Detained lawyers, activists in China face serious risk of torture, says Amnesty International
Lawyers and activists held in Beijing’s crackdown on rights advocates in danger of abuse as authorities resort to forced confessions: Amnesty
The lawyers and activists detained in a recent nationwide crackdown on rights advocates are at “serious risk of torture and ill treatment”, Amnesty International said in a new report released today that highlighted torture and forced confessions on the mainland.
Meanwhile, rights group Chinese Human Rights Defenders found after studying interviews and data from more than 2,300 cases that the government had systematically failed to prevent torture, hold torturers accountable and respect the rights of torture victims, according to its report released this week.
China’s record on torture is set to be formally scrutinised by the UN Committee Against Torture in Geneva next week.
Amnesty International’s report said 12 lawyers and activists were still being held on state security charges in “residential surveillance in a designated location” – a form of solitary detention that can last up to six months in an unknown location. As of last month, at least 248 had been taken away by police, detained or arrested in a crackdown that started in July, the group said.
Most have been released, but apart from those placed in “residential surveillance”, several remained in criminal detention or were unaccounted for.
With no contact with the outside world, detainees under “residential surveillance in a designated location” were “at grave risk of torture and other ill-treatment”, the report said, adding that the authorities were increasingly using this form of detention.
Amnesty said the mainland’s criminal justice system still relied heavily on forced confessions obtained through torture and ill treatment, and lawyers who raised claims of abuse were themselves often threatened, harassed or even detained and tortured.
Lawyers interviewed by Amnesty said they often faced reprisals when they challenged law enforcement authorities.
Torture and ill treatment in pre-trial detention were common, the report said. Tools of torture included iron restraint chairs, “tiger benches” – where individuals’ legs are bound to a bench, with bricks gradually added under the victim’s feet, forcing the legs backwards – as well as long periods of sleep deprivation and the denial of sufficient food and water, it said.

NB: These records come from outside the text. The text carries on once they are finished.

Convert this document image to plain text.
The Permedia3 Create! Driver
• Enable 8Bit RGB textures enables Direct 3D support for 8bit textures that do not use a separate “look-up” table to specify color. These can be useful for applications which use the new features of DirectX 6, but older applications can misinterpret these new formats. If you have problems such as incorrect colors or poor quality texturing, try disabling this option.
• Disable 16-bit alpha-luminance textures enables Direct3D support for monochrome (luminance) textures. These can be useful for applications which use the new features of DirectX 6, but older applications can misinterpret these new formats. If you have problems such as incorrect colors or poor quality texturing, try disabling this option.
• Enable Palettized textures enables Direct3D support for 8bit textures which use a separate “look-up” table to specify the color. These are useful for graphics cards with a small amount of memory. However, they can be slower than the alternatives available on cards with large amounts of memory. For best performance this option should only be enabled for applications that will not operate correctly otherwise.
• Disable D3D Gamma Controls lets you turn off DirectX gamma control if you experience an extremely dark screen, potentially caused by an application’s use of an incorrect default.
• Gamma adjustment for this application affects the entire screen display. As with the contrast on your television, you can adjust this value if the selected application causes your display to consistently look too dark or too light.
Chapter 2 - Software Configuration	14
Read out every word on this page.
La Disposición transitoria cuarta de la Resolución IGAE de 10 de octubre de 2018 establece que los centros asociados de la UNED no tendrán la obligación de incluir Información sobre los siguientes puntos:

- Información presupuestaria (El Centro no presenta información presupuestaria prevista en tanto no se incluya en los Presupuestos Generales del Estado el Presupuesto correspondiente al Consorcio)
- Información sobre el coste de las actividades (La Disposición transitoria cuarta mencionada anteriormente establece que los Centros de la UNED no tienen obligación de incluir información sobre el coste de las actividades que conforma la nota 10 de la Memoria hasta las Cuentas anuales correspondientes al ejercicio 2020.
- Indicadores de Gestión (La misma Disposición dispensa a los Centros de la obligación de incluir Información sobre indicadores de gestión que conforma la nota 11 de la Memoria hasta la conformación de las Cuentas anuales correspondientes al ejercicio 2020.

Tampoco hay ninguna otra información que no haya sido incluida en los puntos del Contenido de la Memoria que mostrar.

Lawyer Tang Jitian was quoted by the report as saying that when he looked into alleged torture at a secret detention centre last year, he was strapped to an iron chair, slapped, kicked and hit with a plastic bottle until he passed out. He was later hooded, handcuffed and suspended off the ground by his wrists as police beat him, he said.
The report said the lack of judicial independence and public security agencies’ power were the main obstacles in seeking justice in claims of torture.
“The procuratorate has dual roles of prosecution and investigation and the court has been reluctant to exclude illegal evidence, including that taken from extracting confession through torture,” said Patrick Poon, China researcher at Amnesty.
Its report acknowledged that some laws had measures that could help prevent torture, but said weak enforcement allowed torturers to evade punishment.
Criminal suspects were also subjected to prolonged pre-trial detentions, the group said, giving the example of lawyer Pu Zhiqiang , who was taken into custody in May last year but has yet to be tried.
The Defenders said rights lawyers faced increasing persecution and interference in their work, citing the example of more than 20 rights lawyers and activists who were held incommunicado for more than 100 days in the recent crackdown.
The rights groups urged the government to end the use of torture; release lawyers and activists who had been put under secret detention without trial; guarantee that statements obtained under torture were not used as evidence in proceedings; and bring mainland laws in line with the ban against torture under international law.